The U.S. Bid for Detente with Iran Has Utterly Failed - Walter Russell Mead (Wall Street Journal)
  • From Gaza to the Red Sea and from Jordan to Iraq, there has been a stream of unprovoked attacks by Iran and its proxies. In January 2021, Team Biden anticipated a quick agreement with Iran that would put Middle East tensions on ice while the U.S. focused on countering China's rising power. But Iran, not the U.S., has controlled the pace and direction of Middle East politics since President Biden took office.
  • As 10 successive American presidents repeatedly learned, the Middle East can't be ignored. What happens in the Middle East often doesn't stay there. The region's dominant role in global energy markets means that even countries like the U.S. that don't depend on Middle Eastern oil can't escape the consequences if regional instability disrupts the flow of oil and gas to places like Europe, India, China and Japan. We can neither "fix" the Middle East nor ignore it.

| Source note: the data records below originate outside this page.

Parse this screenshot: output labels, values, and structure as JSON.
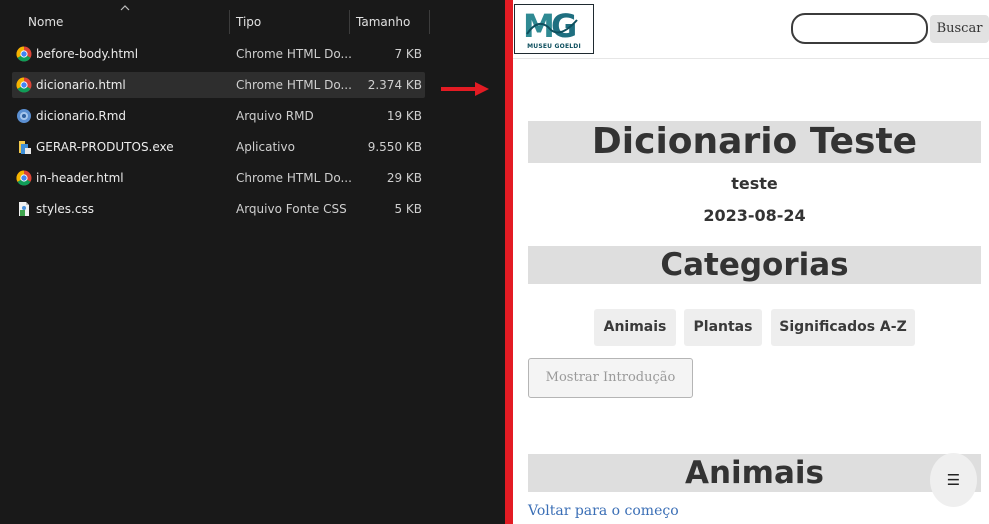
{
  "explorer": {
    "columns": {
      "name": "Nome",
      "type": "Tipo",
      "size": "Tamanho"
    },
    "files": [
      {
        "name": "before-body.html",
        "type": "Chrome HTML Do...",
        "size": "7 KB",
        "icon": "chrome-icon",
        "selected": false
      },
      {
        "name": "dicionario.html",
        "type": "Chrome HTML Do...",
        "size": "2.374 KB",
        "icon": "chrome-icon",
        "selected": true
      },
      {
        "name": "dicionario.Rmd",
        "type": "Arquivo RMD",
        "size": "19 KB",
        "icon": "rmd-file-icon",
        "selected": false
      },
      {
        "name": "GERAR-PRODUTOS.exe",
        "type": "Aplicativo",
        "size": "9.550 KB",
        "icon": "exe-file-icon",
        "selected": false
      },
      {
        "name": "in-header.html",
        "type": "Chrome HTML Do...",
        "size": "29 KB",
        "icon": "chrome-icon",
        "selected": false
      },
      {
        "name": "styles.css",
        "type": "Arquivo Fonte CSS",
        "size": "5 KB",
        "icon": "css-file-icon",
        "selected": false
      }
    ]
  },
  "browser": {
    "logo_text": "MUSEU GOELDI",
    "search": {
      "placeholder": "",
      "button": "Buscar"
    },
    "title": "Dicionario Teste",
    "author": "teste",
    "date": "2023-08-24",
    "categories_heading": "Categorias",
    "categories": [
      "Animais",
      "Plantas",
      "Significados A-Z"
    ],
    "intro_button": "Mostrar Introdução",
    "section_heading": "Animais",
    "back_link": "Voltar para o começo",
    "menu_glyph": "☰"
  },
  "colors": {
    "explorer_bg": "#191919",
    "selected_row": "#2e2e2e",
    "accent_red": "#e31b23",
    "heading_band": "#dedede",
    "link_blue": "#3b6fb6",
    "logo_teal": "#0e4f5e"
  }
}
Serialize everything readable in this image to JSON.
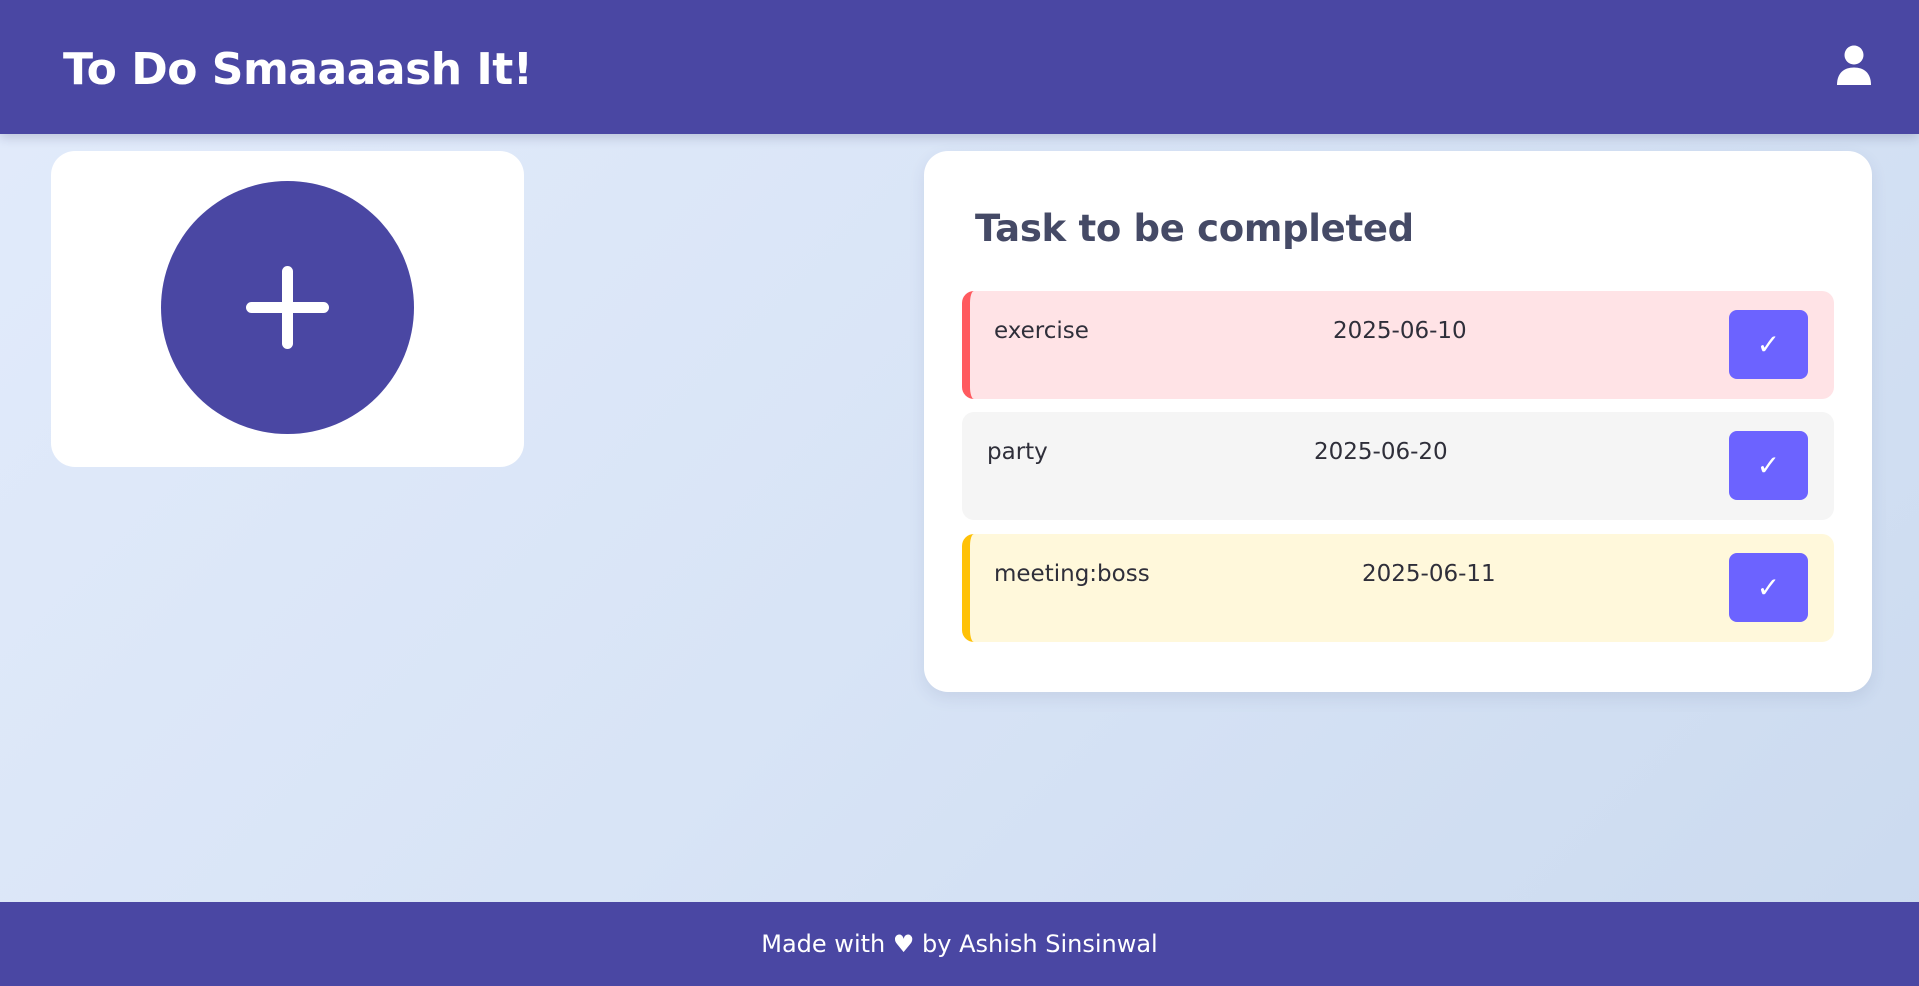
{
  "header": {
    "title": "To Do Smaaaash It!",
    "user_icon": "user-icon"
  },
  "add_card": {
    "icon": "plus-icon"
  },
  "task_panel": {
    "title": "Task to be completed",
    "tasks": [
      {
        "name": "exercise",
        "date": "2025-06-10",
        "complete_label": "✓"
      },
      {
        "name": "party",
        "date": "2025-06-20",
        "complete_label": "✓"
      },
      {
        "name": "meeting:boss",
        "date": "2025-06-11",
        "complete_label": "✓"
      }
    ]
  },
  "footer": {
    "text": "Made with ♥ by Ashish Sinsinwal"
  },
  "colors": {
    "brand": "#4a47a3",
    "button": "#6c63ff",
    "priority_high": "#ff5a5f",
    "priority_medium": "#ffc107"
  }
}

  • Given the limits on American resources and the range of our global interests, America's Middle East policies must focus on essentials. We need to prevent aspiring hegemons like Iran, Russia and China from acquiring the power to dominate the region or interrupt the flow of energy to key economies. We also need to limit the effect of the Middle East's regional conflicts, terrorist movements, and radical ideologies on the wider world.
  • The Middle East is on fire today because the Biden administration's core regional strategy to reach some kind of detente with Iran has failed. Iran is closer every day to nuclear weapons. Meanwhile, the Taliban's humiliation of the U.S. in Afghanistan, the shock of Hamas' Oct. 7 attack on Israel, and the success of jihadist movements across much of Africa have combined to breathe new energy into global terror networks.

    The writer, a fellow at the Hudson Institute, is Professor of Foreign Affairs and Humanities at Bard College.